The drive to make a positive socio-economic change in Bradford coupled with nearly two decades worth of experience is what made BLF what it is today. The festival went from “an idea”, to an award-winning culture and art movement akin to the Hay Festival or the comedy Fringe Fest in Scotland. 

The literature fest also holds events for school children free of charge dotted around the year.

“The ambition was to create a world-leading literacy festival that is open and accessible for people who would not be able to engage in arts and culture”, Ms Aslam added.

The festival is free to children, people on benefits, people living in social housing, asylum seekers and refugees. “I don’t think you can talk about making meaningful social change and wanting children to engage with reading without giving people access.

“I’ve been really lucky that I see things from two sides. When I lived in Pakistan, I bought books and was given books but when we came to the UK, it was almost as if we were starting again. It is the experience that a lot of migrants faced, that there wasn’t money to buy books. 

“Without access to the library and the push from my mum, I might not have gone to university, and I might not do what I am doing now.
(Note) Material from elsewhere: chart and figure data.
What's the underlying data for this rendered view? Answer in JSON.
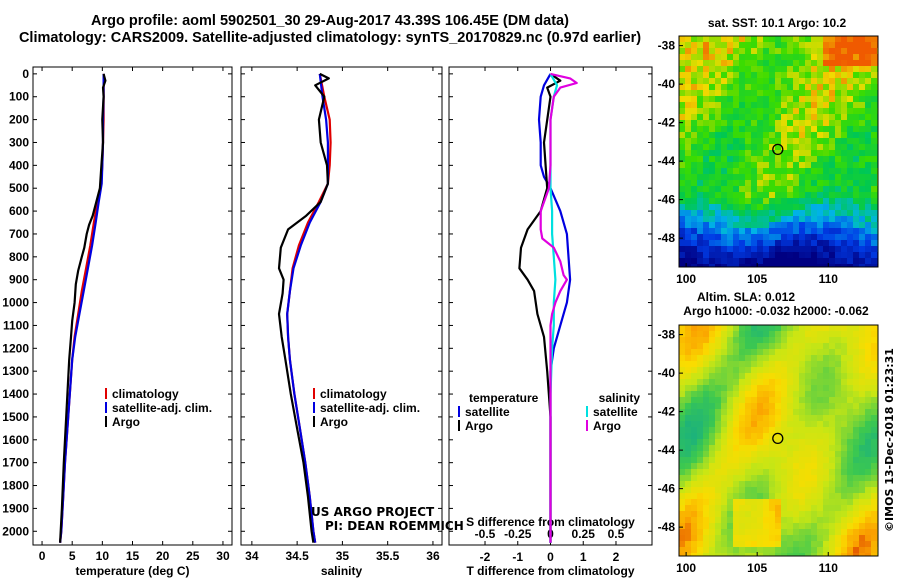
{
  "title_line1": "Argo profile: aoml 5902501_30 29-Aug-2017 43.39S 106.45E (DM data)",
  "title_line2": "Climatology: CARS2009. Satellite-adjusted climatology: synTS_20170829.nc (0.97d earlier)",
  "colors": {
    "climatology": "#e00000",
    "satellite": "#0000e0",
    "argo": "#000000",
    "sat_salinity": "#00e0e0",
    "argo_salinity": "#e000e0"
  },
  "depth_axis": {
    "ticks": [
      0,
      100,
      200,
      300,
      400,
      500,
      600,
      700,
      800,
      900,
      1000,
      1100,
      1200,
      1300,
      1400,
      1500,
      1600,
      1700,
      1800,
      1900,
      2000
    ],
    "ylim": [
      2060,
      -30
    ]
  },
  "chart_data": [
    {
      "type": "line",
      "xlabel": "temperature (deg C)",
      "xlim": [
        -1.5,
        31.5
      ],
      "xticks": [
        0,
        5,
        10,
        15,
        20,
        25,
        30
      ],
      "legend": [
        "climatology",
        "satellite-adj. clim.",
        "Argo"
      ],
      "series": [
        {
          "name": "climatology",
          "color": "#e00000",
          "points": [
            [
              10.2,
              0
            ],
            [
              10.2,
              100
            ],
            [
              10.2,
              200
            ],
            [
              10.1,
              300
            ],
            [
              10.0,
              400
            ],
            [
              9.8,
              480
            ],
            [
              9.2,
              560
            ],
            [
              8.6,
              650
            ],
            [
              8.0,
              750
            ],
            [
              7.3,
              850
            ],
            [
              6.6,
              950
            ],
            [
              6.0,
              1050
            ],
            [
              5.4,
              1150
            ],
            [
              5.0,
              1250
            ],
            [
              4.6,
              1400
            ],
            [
              4.2,
              1550
            ],
            [
              3.8,
              1700
            ],
            [
              3.5,
              1850
            ],
            [
              3.2,
              2000
            ],
            [
              3.0,
              2050
            ]
          ]
        },
        {
          "name": "satellite-adj. clim.",
          "color": "#0000e0",
          "points": [
            [
              10.2,
              0
            ],
            [
              10.2,
              100
            ],
            [
              10.1,
              200
            ],
            [
              10.1,
              300
            ],
            [
              10.0,
              400
            ],
            [
              9.9,
              480
            ],
            [
              9.4,
              560
            ],
            [
              8.9,
              650
            ],
            [
              8.3,
              750
            ],
            [
              7.6,
              850
            ],
            [
              6.9,
              950
            ],
            [
              6.2,
              1050
            ],
            [
              5.5,
              1150
            ],
            [
              5.0,
              1250
            ],
            [
              4.6,
              1400
            ],
            [
              4.2,
              1550
            ],
            [
              3.8,
              1700
            ],
            [
              3.5,
              1850
            ],
            [
              3.2,
              2000
            ],
            [
              3.0,
              2050
            ]
          ]
        },
        {
          "name": "Argo",
          "color": "#000000",
          "points": [
            [
              10.2,
              0
            ],
            [
              10.5,
              30
            ],
            [
              10.1,
              60
            ],
            [
              10.2,
              100
            ],
            [
              10.0,
              200
            ],
            [
              10.1,
              300
            ],
            [
              9.8,
              420
            ],
            [
              9.6,
              500
            ],
            [
              9.0,
              560
            ],
            [
              8.4,
              620
            ],
            [
              7.8,
              660
            ],
            [
              7.4,
              700
            ],
            [
              7.0,
              760
            ],
            [
              6.6,
              800
            ],
            [
              6.0,
              860
            ],
            [
              5.6,
              920
            ],
            [
              5.4,
              1000
            ],
            [
              5.0,
              1080
            ],
            [
              4.8,
              1150
            ],
            [
              4.5,
              1250
            ],
            [
              4.3,
              1350
            ],
            [
              4.0,
              1500
            ],
            [
              3.6,
              1700
            ],
            [
              3.3,
              1900
            ],
            [
              3.0,
              2050
            ]
          ]
        }
      ]
    },
    {
      "type": "line",
      "xlabel": "salinity",
      "xlim": [
        33.88,
        36.1
      ],
      "xticks": [
        34,
        34.5,
        35,
        35.5,
        36
      ],
      "legend": [
        "climatology",
        "satellite-adj. clim.",
        "Argo"
      ],
      "series": [
        {
          "name": "climatology",
          "color": "#e00000",
          "points": [
            [
              34.75,
              0
            ],
            [
              34.8,
              100
            ],
            [
              34.86,
              200
            ],
            [
              34.87,
              300
            ],
            [
              34.86,
              400
            ],
            [
              34.84,
              480
            ],
            [
              34.74,
              560
            ],
            [
              34.62,
              650
            ],
            [
              34.52,
              750
            ],
            [
              34.45,
              850
            ],
            [
              34.42,
              950
            ],
            [
              34.39,
              1050
            ],
            [
              34.4,
              1150
            ],
            [
              34.42,
              1250
            ],
            [
              34.47,
              1400
            ],
            [
              34.53,
              1550
            ],
            [
              34.59,
              1700
            ],
            [
              34.64,
              1850
            ],
            [
              34.68,
              2000
            ],
            [
              34.7,
              2050
            ]
          ]
        },
        {
          "name": "satellite-adj. clim.",
          "color": "#0000e0",
          "points": [
            [
              34.75,
              0
            ],
            [
              34.78,
              100
            ],
            [
              34.82,
              200
            ],
            [
              34.84,
              300
            ],
            [
              34.84,
              400
            ],
            [
              34.84,
              480
            ],
            [
              34.76,
              560
            ],
            [
              34.64,
              650
            ],
            [
              34.54,
              750
            ],
            [
              34.46,
              850
            ],
            [
              34.42,
              950
            ],
            [
              34.39,
              1050
            ],
            [
              34.4,
              1150
            ],
            [
              34.42,
              1250
            ],
            [
              34.47,
              1400
            ],
            [
              34.53,
              1550
            ],
            [
              34.59,
              1700
            ],
            [
              34.64,
              1850
            ],
            [
              34.68,
              2000
            ],
            [
              34.7,
              2050
            ]
          ]
        },
        {
          "name": "Argo",
          "color": "#000000",
          "points": [
            [
              34.75,
              0
            ],
            [
              34.85,
              20
            ],
            [
              34.7,
              50
            ],
            [
              34.8,
              100
            ],
            [
              34.74,
              200
            ],
            [
              34.76,
              300
            ],
            [
              34.83,
              400
            ],
            [
              34.84,
              480
            ],
            [
              34.76,
              560
            ],
            [
              34.6,
              620
            ],
            [
              34.4,
              680
            ],
            [
              34.32,
              760
            ],
            [
              34.3,
              850
            ],
            [
              34.35,
              900
            ],
            [
              34.34,
              960
            ],
            [
              34.3,
              1050
            ],
            [
              34.33,
              1150
            ],
            [
              34.37,
              1250
            ],
            [
              34.43,
              1400
            ],
            [
              34.5,
              1550
            ],
            [
              34.57,
              1700
            ],
            [
              34.62,
              1850
            ],
            [
              34.66,
              2000
            ],
            [
              34.68,
              2050
            ]
          ]
        }
      ]
    },
    {
      "type": "line",
      "xlabel": "T difference from climatology",
      "xlabel2": "S difference from climatology",
      "xlim": [
        -3.1,
        3.1
      ],
      "xticks": [
        -2,
        -1,
        0,
        1,
        2
      ],
      "xticks2_labels": [
        "-0.5",
        "-0.25",
        "0",
        "0.25",
        "0.5"
      ],
      "xticks2_pos": [
        -2,
        -1,
        0,
        1,
        2
      ],
      "legend_title_left": "temperature",
      "legend_title_right": "salinity",
      "legend": [
        "satellite",
        "Argo",
        "satellite",
        "Argo"
      ],
      "series": [
        {
          "name": "satellite",
          "color": "#0000e0",
          "points": [
            [
              0,
              0
            ],
            [
              -0.2,
              50
            ],
            [
              -0.3,
              100
            ],
            [
              -0.35,
              200
            ],
            [
              -0.3,
              300
            ],
            [
              -0.3,
              400
            ],
            [
              -0.2,
              450
            ],
            [
              0,
              500
            ],
            [
              0.3,
              600
            ],
            [
              0.5,
              700
            ],
            [
              0.55,
              800
            ],
            [
              0.6,
              900
            ],
            [
              0.5,
              1000
            ],
            [
              0.3,
              1100
            ],
            [
              0.1,
              1200
            ],
            [
              0,
              1300
            ],
            [
              0,
              1500
            ],
            [
              0,
              2050
            ]
          ]
        },
        {
          "name": "Argo",
          "color": "#000000",
          "points": [
            [
              0,
              0
            ],
            [
              0.3,
              30
            ],
            [
              -0.1,
              60
            ],
            [
              0,
              100
            ],
            [
              -0.2,
              300
            ],
            [
              -0.15,
              400
            ],
            [
              -0.1,
              500
            ],
            [
              -0.3,
              600
            ],
            [
              -0.7,
              680
            ],
            [
              -0.9,
              760
            ],
            [
              -0.95,
              850
            ],
            [
              -0.7,
              900
            ],
            [
              -0.5,
              950
            ],
            [
              -0.4,
              1050
            ],
            [
              -0.2,
              1150
            ],
            [
              -0.1,
              1300
            ],
            [
              0,
              1500
            ],
            [
              0,
              2050
            ]
          ]
        },
        {
          "name": "satellite",
          "color": "#00e0e0",
          "points": [
            [
              0,
              0
            ],
            [
              0.2,
              50
            ],
            [
              0.1,
              100
            ],
            [
              0,
              200
            ],
            [
              0,
              400
            ],
            [
              0,
              500
            ],
            [
              0.05,
              600
            ],
            [
              0.05,
              700
            ],
            [
              0.1,
              800
            ],
            [
              0.15,
              900
            ],
            [
              0.1,
              1000
            ],
            [
              0.1,
              1100
            ],
            [
              0.05,
              1200
            ],
            [
              0,
              1400
            ],
            [
              0,
              2050
            ]
          ]
        },
        {
          "name": "Argo",
          "color": "#e000e0",
          "points": [
            [
              0,
              0
            ],
            [
              0.6,
              20
            ],
            [
              0.8,
              40
            ],
            [
              0.3,
              60
            ],
            [
              0.1,
              100
            ],
            [
              0,
              200
            ],
            [
              0,
              400
            ],
            [
              -0.05,
              500
            ],
            [
              -0.3,
              600
            ],
            [
              -0.3,
              680
            ],
            [
              -0.25,
              720
            ],
            [
              0.1,
              760
            ],
            [
              0.3,
              820
            ],
            [
              0.4,
              880
            ],
            [
              0.5,
              900
            ],
            [
              0.3,
              950
            ],
            [
              0.15,
              1000
            ],
            [
              0.05,
              1050
            ],
            [
              0,
              1100
            ],
            [
              0,
              2050
            ]
          ]
        }
      ]
    },
    {
      "type": "heatmap",
      "title": "sat. SST: 10.1 Argo: 10.2",
      "xticks": [
        100,
        105,
        110
      ],
      "yticks": [
        -38,
        -40,
        -42,
        -44,
        -46,
        -48
      ],
      "xlim": [
        99.5,
        113.5
      ],
      "ylim": [
        -49.5,
        -37.5
      ],
      "marker": [
        106.45,
        -43.39
      ]
    },
    {
      "type": "heatmap",
      "title": "Altim. SLA: 0.012",
      "subtitle": "Argo h1000: -0.032 h2000: -0.062",
      "xticks": [
        100,
        105,
        110
      ],
      "yticks": [
        -38,
        -40,
        -42,
        -44,
        -46,
        -48
      ],
      "xlim": [
        99.5,
        113.5
      ],
      "ylim": [
        -49.5,
        -37.5
      ],
      "marker": [
        106.45,
        -43.39
      ]
    }
  ],
  "project_credit_line1": "US ARGO PROJECT",
  "project_credit_line2": "PI: DEAN ROEMMICH",
  "imos_credit": "©IMOS 13-Dec-2018 01:23:31"
}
“I’m very aware of the different things that can create life chances. There are a lot of things that might not have been open to me because my mother doesn’t speak a lot of English. 

“As I got older and went to arts and culture events, I noticed that it is a very select audience. You typically need money to engage with these things. You need money to buy tickets to events and books.”
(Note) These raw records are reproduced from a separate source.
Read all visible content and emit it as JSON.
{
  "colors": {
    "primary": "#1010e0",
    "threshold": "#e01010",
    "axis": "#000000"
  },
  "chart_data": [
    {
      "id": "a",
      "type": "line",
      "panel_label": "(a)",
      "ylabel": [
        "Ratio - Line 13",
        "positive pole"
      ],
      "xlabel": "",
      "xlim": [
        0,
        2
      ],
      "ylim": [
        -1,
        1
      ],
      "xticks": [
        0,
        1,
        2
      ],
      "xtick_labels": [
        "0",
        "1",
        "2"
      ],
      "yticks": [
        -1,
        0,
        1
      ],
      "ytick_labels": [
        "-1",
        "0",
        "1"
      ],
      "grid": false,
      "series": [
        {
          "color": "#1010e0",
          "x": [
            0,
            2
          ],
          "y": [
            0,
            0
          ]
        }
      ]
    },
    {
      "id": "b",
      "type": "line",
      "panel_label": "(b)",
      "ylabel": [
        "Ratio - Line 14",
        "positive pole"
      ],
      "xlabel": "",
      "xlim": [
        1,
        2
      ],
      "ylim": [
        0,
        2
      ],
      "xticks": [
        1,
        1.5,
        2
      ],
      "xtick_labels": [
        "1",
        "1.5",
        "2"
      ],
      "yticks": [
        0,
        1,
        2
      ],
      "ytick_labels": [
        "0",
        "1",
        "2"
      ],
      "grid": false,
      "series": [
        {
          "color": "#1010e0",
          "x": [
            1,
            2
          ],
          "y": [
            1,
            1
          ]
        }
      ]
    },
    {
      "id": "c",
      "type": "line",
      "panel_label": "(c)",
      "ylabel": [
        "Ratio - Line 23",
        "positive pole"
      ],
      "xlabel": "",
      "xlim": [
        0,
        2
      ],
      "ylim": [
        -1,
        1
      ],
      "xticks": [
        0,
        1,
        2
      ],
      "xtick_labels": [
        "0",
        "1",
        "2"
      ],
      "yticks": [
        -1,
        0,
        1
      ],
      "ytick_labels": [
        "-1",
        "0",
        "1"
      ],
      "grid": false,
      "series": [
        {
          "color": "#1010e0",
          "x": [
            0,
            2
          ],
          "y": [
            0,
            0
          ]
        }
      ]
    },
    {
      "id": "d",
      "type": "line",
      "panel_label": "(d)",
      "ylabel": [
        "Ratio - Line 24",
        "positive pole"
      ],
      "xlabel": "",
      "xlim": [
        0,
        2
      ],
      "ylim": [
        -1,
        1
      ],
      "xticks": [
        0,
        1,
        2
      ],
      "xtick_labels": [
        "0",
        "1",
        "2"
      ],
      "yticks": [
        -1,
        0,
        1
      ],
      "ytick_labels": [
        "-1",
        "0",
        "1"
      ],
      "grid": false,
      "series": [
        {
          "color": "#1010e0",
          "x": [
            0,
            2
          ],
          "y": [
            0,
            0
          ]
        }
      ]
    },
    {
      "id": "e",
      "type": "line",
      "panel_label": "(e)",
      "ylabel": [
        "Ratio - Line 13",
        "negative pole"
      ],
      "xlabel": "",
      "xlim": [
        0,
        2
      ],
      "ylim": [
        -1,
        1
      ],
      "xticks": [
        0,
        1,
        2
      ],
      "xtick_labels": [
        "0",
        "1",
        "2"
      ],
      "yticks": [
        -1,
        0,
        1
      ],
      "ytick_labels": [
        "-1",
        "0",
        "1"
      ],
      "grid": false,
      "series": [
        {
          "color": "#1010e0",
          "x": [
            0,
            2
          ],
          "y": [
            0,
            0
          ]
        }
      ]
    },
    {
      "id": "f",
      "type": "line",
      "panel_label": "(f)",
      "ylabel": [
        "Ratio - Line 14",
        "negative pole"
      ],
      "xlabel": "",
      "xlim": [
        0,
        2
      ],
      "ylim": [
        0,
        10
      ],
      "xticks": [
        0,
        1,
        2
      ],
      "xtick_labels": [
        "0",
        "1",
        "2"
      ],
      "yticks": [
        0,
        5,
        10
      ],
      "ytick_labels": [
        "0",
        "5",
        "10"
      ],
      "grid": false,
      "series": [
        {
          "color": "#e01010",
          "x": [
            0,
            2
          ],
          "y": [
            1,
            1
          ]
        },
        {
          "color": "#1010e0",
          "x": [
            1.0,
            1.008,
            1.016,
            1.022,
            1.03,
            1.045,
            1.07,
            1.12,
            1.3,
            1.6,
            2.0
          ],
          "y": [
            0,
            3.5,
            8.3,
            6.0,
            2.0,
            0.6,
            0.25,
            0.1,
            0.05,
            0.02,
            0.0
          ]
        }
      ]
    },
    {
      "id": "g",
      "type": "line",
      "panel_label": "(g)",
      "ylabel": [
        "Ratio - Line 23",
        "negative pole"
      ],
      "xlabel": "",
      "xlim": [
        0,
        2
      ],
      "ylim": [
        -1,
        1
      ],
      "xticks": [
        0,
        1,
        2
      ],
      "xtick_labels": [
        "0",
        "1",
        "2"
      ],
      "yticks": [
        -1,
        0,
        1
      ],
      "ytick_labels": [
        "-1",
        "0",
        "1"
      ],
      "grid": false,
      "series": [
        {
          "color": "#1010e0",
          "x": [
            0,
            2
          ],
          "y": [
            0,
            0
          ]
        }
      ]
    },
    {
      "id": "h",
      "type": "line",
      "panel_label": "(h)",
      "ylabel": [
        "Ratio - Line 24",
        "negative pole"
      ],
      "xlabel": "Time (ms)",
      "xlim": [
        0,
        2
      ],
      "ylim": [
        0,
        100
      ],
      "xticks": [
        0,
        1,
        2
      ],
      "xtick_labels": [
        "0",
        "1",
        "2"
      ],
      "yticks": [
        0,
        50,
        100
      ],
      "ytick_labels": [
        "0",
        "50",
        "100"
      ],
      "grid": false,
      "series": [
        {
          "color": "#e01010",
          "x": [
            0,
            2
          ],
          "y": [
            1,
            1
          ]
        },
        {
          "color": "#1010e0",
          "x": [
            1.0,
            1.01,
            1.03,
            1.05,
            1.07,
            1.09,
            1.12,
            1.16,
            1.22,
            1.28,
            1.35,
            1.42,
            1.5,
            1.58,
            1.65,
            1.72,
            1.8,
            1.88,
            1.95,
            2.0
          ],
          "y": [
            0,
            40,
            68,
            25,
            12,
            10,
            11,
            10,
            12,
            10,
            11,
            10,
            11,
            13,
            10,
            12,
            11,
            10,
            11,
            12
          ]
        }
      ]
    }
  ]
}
Bradford was chosen, over Halifax, Ms Aslam’s hometown, because of how easy it is for visitors from across the UK and internationally to visit. She said: “When you grow up in the way I did, you don’t think about geographical boundaries, so to me, we are the BLF, and we are based in Bradford, but it is for the entire region, and it is a national festival that everyone can come to.”
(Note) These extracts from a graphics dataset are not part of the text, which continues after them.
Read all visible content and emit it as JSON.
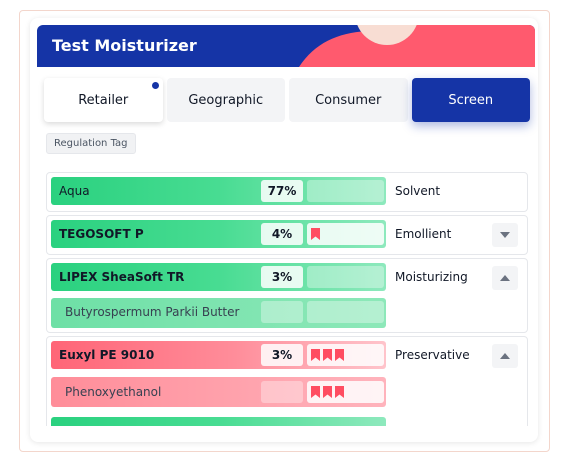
{
  "header": {
    "title": "Test Moisturizer"
  },
  "tabs": [
    {
      "label": "Retailer",
      "notification": true
    },
    {
      "label": "Geographic"
    },
    {
      "label": "Consumer"
    },
    {
      "label": "Screen",
      "active": true
    }
  ],
  "regulation_tag": {
    "label": "Regulation Tag"
  },
  "ingredients": [
    {
      "name": "Aqua",
      "percent": "77%",
      "hazard_level": 0,
      "function": "Solvent",
      "color": "green",
      "expand": "none"
    },
    {
      "name": "TEGOSOFT P",
      "percent": "4%",
      "hazard_level": 1,
      "function": "Emollient",
      "color": "green",
      "expand": "collapsed"
    },
    {
      "name": "LIPEX SheaSoft TR",
      "percent": "3%",
      "hazard_level": 0,
      "function": "Moisturizing",
      "color": "green",
      "expand": "expanded",
      "components": [
        {
          "name": "Butyrospermum Parkii Butter",
          "hazard_level": 0
        }
      ]
    },
    {
      "name": "Euxyl PE 9010",
      "percent": "3%",
      "hazard_level": 3,
      "function": "Preservative",
      "color": "red",
      "expand": "expanded",
      "components": [
        {
          "name": "Phenoxyethanol",
          "hazard_level": 3
        }
      ]
    }
  ],
  "colors": {
    "brand": "#1534a6",
    "accent_red": "#ff5a6e",
    "safe_green": "#2ad17f",
    "flag_red": "#ff4d61"
  },
  "icons": {
    "chevron_down": "chevron-down-icon",
    "chevron_up": "chevron-up-icon",
    "hazard": "bookmark-flag-icon"
  }
}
The festival not only brings an international spotlight to Bradford, but it serves as a launching pad for young creatives from across the region. The founders of Fox & Windmill, an up-and-coming publishing house for Northern South Asian writers, Habiba Desai and Sara Razzaq, met at the festival in 2016. 

In 2019, more than 70,000 people attended the festival, with 57% of the audience attending the festival with a free or discounted ticket. More than half (55%) of the audience identified themselves as Black, Asian, or Minority Ethnic, and 55% of the audience reported incomes below the national average. 

Last year, the festival hosted 220 speakers across 100 sessions, with 50% of the events taking place digitally. Notable people speaking at the festival include Abdul Hakim Murad, Jeanette Wilson, Michael Rosen, A A Dhand, Anita Rani, Saima Mir, and Aamnah Rashman.

The date for Bradford Literature Festival 2022 has been set for 24 June to 3 July. Ms Aslam couldn’t say what is in store for the festival this year, but “more information is going to be released in the not too distance future.” 

Asian Standard wishes everyone a happy International Women’s Day 2022.